Kamis, 22 Mei 2008

Curhatan Seorang Calon Enumerator


Enumerator. Itu posisi kedua yang ditawarkan IMPACT padaku. Sebelumnya lembaga itu pernah menawariku posisi untuk data entry. Aku tidak suka bekerja semata-mata menginput data, jadi akhirnya aku menolak. Lain dengan enumerator. Tugasnya adalah turun ke lapangan mewawancarai para pengguna narkoba. Aku sangat tertarik. Aku ingin menjajal kemampuanku melakukan interview. Aku ingin menempa kemampuanku menghadapi orang-orang yang bermasalah. Tanpa pikir panjang aku segera menelepon koneksiku di IMPACT, "gwa daftar jadi enumerator!"
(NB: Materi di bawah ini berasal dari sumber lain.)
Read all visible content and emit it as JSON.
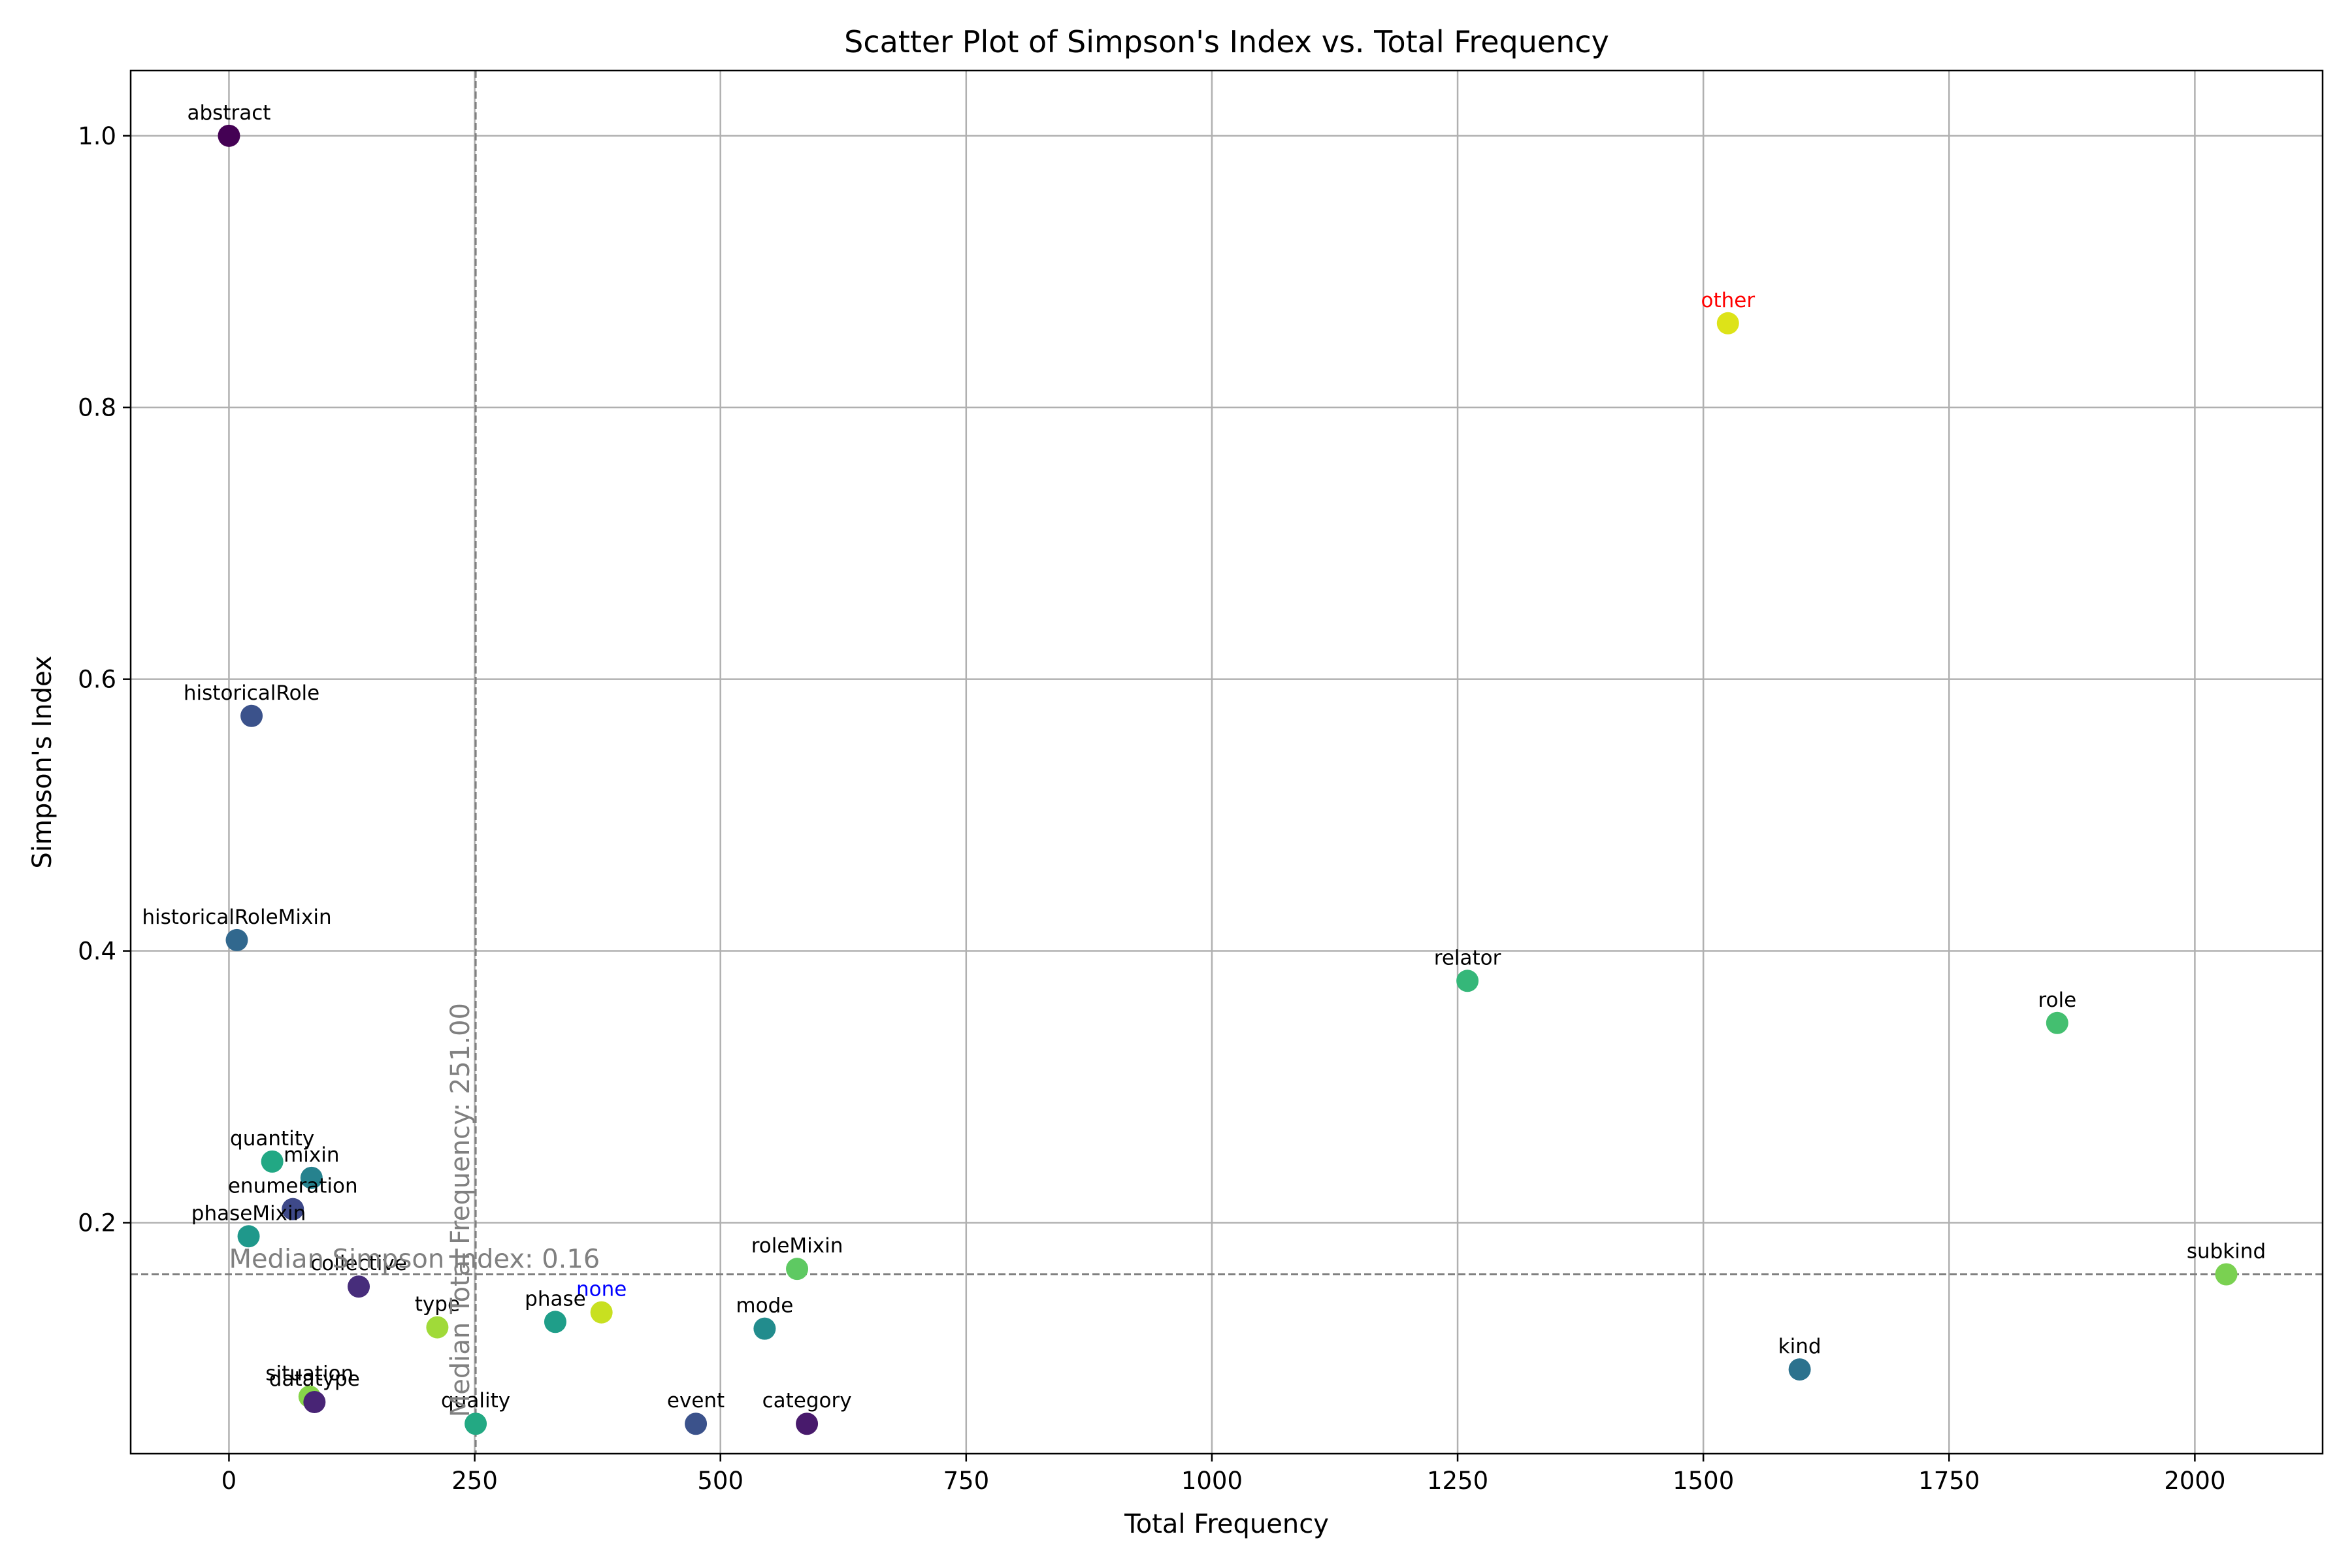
{
  "chart_data": {
    "type": "scatter",
    "title": "Scatter Plot of Simpson's Index vs. Total Frequency",
    "xlabel": "Total Frequency",
    "ylabel": "Simpson's Index",
    "xlim": [
      -100,
      2130
    ],
    "ylim": [
      0.03,
      1.048
    ],
    "x_ticks": [
      0,
      250,
      500,
      750,
      1000,
      1250,
      1500,
      1750,
      2000
    ],
    "y_ticks": [
      0.2,
      0.4,
      0.6,
      0.8,
      1.0
    ],
    "x_tick_labels": [
      "0",
      "250",
      "500",
      "750",
      "1000",
      "1250",
      "1500",
      "1750",
      "2000"
    ],
    "y_tick_labels": [
      "0.2",
      "0.4",
      "0.6",
      "0.8",
      "1.0"
    ],
    "grid": true,
    "reference_lines": {
      "vertical": {
        "x": 251,
        "label": "Median Total Frequency: 251.00",
        "color": "#808080"
      },
      "horizontal": {
        "y": 0.162,
        "label": "Median Simpson Index: 0.16",
        "color": "#808080"
      }
    },
    "points": [
      {
        "label": "abstract",
        "x": 0,
        "y": 1.0,
        "color": "#440154",
        "label_color": "#000000"
      },
      {
        "label": "other",
        "x": 1525,
        "y": 0.862,
        "color": "#dde318",
        "label_color": "#ff0000"
      },
      {
        "label": "historicalRole",
        "x": 23,
        "y": 0.573,
        "color": "#3b528b",
        "label_color": "#000000"
      },
      {
        "label": "historicalRoleMixin",
        "x": 8,
        "y": 0.408,
        "color": "#31688e",
        "label_color": "#000000"
      },
      {
        "label": "relator",
        "x": 1260,
        "y": 0.378,
        "color": "#35b779",
        "label_color": "#000000"
      },
      {
        "label": "role",
        "x": 1860,
        "y": 0.347,
        "color": "#44bf70",
        "label_color": "#000000"
      },
      {
        "label": "quantity",
        "x": 44,
        "y": 0.245,
        "color": "#22a884",
        "label_color": "#000000"
      },
      {
        "label": "mixin",
        "x": 84,
        "y": 0.233,
        "color": "#26828e",
        "label_color": "#000000"
      },
      {
        "label": "enumeration",
        "x": 65,
        "y": 0.21,
        "color": "#3e4989",
        "label_color": "#000000"
      },
      {
        "label": "phaseMixin",
        "x": 20,
        "y": 0.19,
        "color": "#1f988b",
        "label_color": "#000000"
      },
      {
        "label": "roleMixin",
        "x": 578,
        "y": 0.166,
        "color": "#5ec962",
        "label_color": "#000000"
      },
      {
        "label": "subkind",
        "x": 2032,
        "y": 0.162,
        "color": "#7ad151",
        "label_color": "#000000"
      },
      {
        "label": "collective",
        "x": 132,
        "y": 0.153,
        "color": "#472d7b",
        "label_color": "#000000"
      },
      {
        "label": "none",
        "x": 379,
        "y": 0.134,
        "color": "#c8e020",
        "label_color": "#0000ff"
      },
      {
        "label": "phase",
        "x": 332,
        "y": 0.127,
        "color": "#1f9e89",
        "label_color": "#000000"
      },
      {
        "label": "type",
        "x": 212,
        "y": 0.123,
        "color": "#a0da39",
        "label_color": "#000000"
      },
      {
        "label": "mode",
        "x": 545,
        "y": 0.122,
        "color": "#228c8d",
        "label_color": "#000000"
      },
      {
        "label": "kind",
        "x": 1598,
        "y": 0.092,
        "color": "#2c728e",
        "label_color": "#000000"
      },
      {
        "label": "situation",
        "x": 82,
        "y": 0.072,
        "color": "#86d549",
        "label_color": "#000000"
      },
      {
        "label": "datatype",
        "x": 87,
        "y": 0.068,
        "color": "#482475",
        "label_color": "#000000"
      },
      {
        "label": "quality",
        "x": 251,
        "y": 0.052,
        "color": "#23a983",
        "label_color": "#000000"
      },
      {
        "label": "event",
        "x": 475,
        "y": 0.052,
        "color": "#3b528b",
        "label_color": "#000000"
      },
      {
        "label": "category",
        "x": 588,
        "y": 0.052,
        "color": "#481a6c",
        "label_color": "#000000"
      }
    ]
  }
}
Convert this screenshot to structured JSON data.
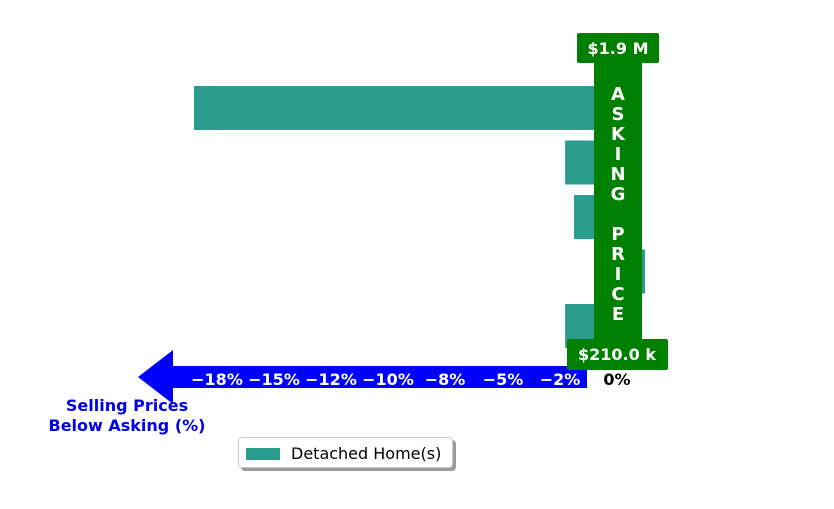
{
  "chart_data": {
    "type": "bar",
    "orientation": "horizontal",
    "series": [
      {
        "name": "Detached Home(s)",
        "values": [
          -18.0,
          -1.3,
          -0.9,
          2.3,
          -1.3
        ]
      }
    ],
    "xlabel": "Selling Prices\nBelow Asking (%)",
    "xticks": [
      "−18%",
      "−15%",
      "−12%",
      "−10%",
      "−8%",
      "−5%",
      "−2%",
      "0%"
    ],
    "xlim": [
      -20,
      2.5
    ],
    "asking_price_label": "ASKING PRICE",
    "price_high": "$1.9 M",
    "price_low": "$210.0 k",
    "legend_position": "bottom-left",
    "grid": false
  },
  "colors": {
    "bar": "#2a9d8f",
    "asking_band": "#008000",
    "arrow": "#0000ff",
    "axis_title": "#0000ee"
  }
}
Dan terdaftarlah namaku dalam daftar calon enumerator.



***

Hari Rabu. Para calon enumerator berkumpul di markas IMPACT di Hasan Sadikin. Kami mendapatkan pelatihan selama dua hari berturut-turut. Hari pertama itu aku mengetahui bahwa kepala proyeknya adalah seorang dokter, dan calon-calon kolegaku adalah orang-orang dari Psikologi UNPAD dan Kedokteran UNPAD. Setelah penjelasan singkat mengenai penelitian dan pembekalan mengenai jenis-jenis narkotika, Dr. Shelly--sang kepala proyek--membagikan kami sebuah dokumen tipis. Aku melihat halaman demi halaman. Semacam kuesioner survey. Pada bagian depannya aku melihat judulnya. ASI-X. Dan di sampingnya... aku membelalak.

"Jadi ini ya panduan wawancaranya. Semua pertanyaannya harus ditanyakan..."

Formulir Wawancara. Aku tidak percaya ada panduan wawancara setebal itu. Aku teringat kuesioner-kuesioner rekan-rekanku yang sedang mengerjakan skripsi. Aku ingat protes karena kuesioner yang mereka buat tidak bersahabat dengan responden. Bahasanya kerap terlalu rumit untuk dipahami manusia normal. Atau yang lebih bikin senewen, kuesioner yang jumlah itemnya sampai ratusan, dengan beberapa item diulang-ulang, untuk mendapatkan validitas yang mengagumkan. Aku mengomel. Mahasiswa psikologi yang katanya mempelajari manusia, ternyata lebih tertarik dengan validitas alat ukur ketimbang dengan manusianya itu sendiri. Mahasiswa psikologi terlalu sibuk menentukan presisi hingga lupa untuk berempati.

Sulit dipercaya, aku menemukan masalah yang sama di lembaga multinasional sekelas IMPACT.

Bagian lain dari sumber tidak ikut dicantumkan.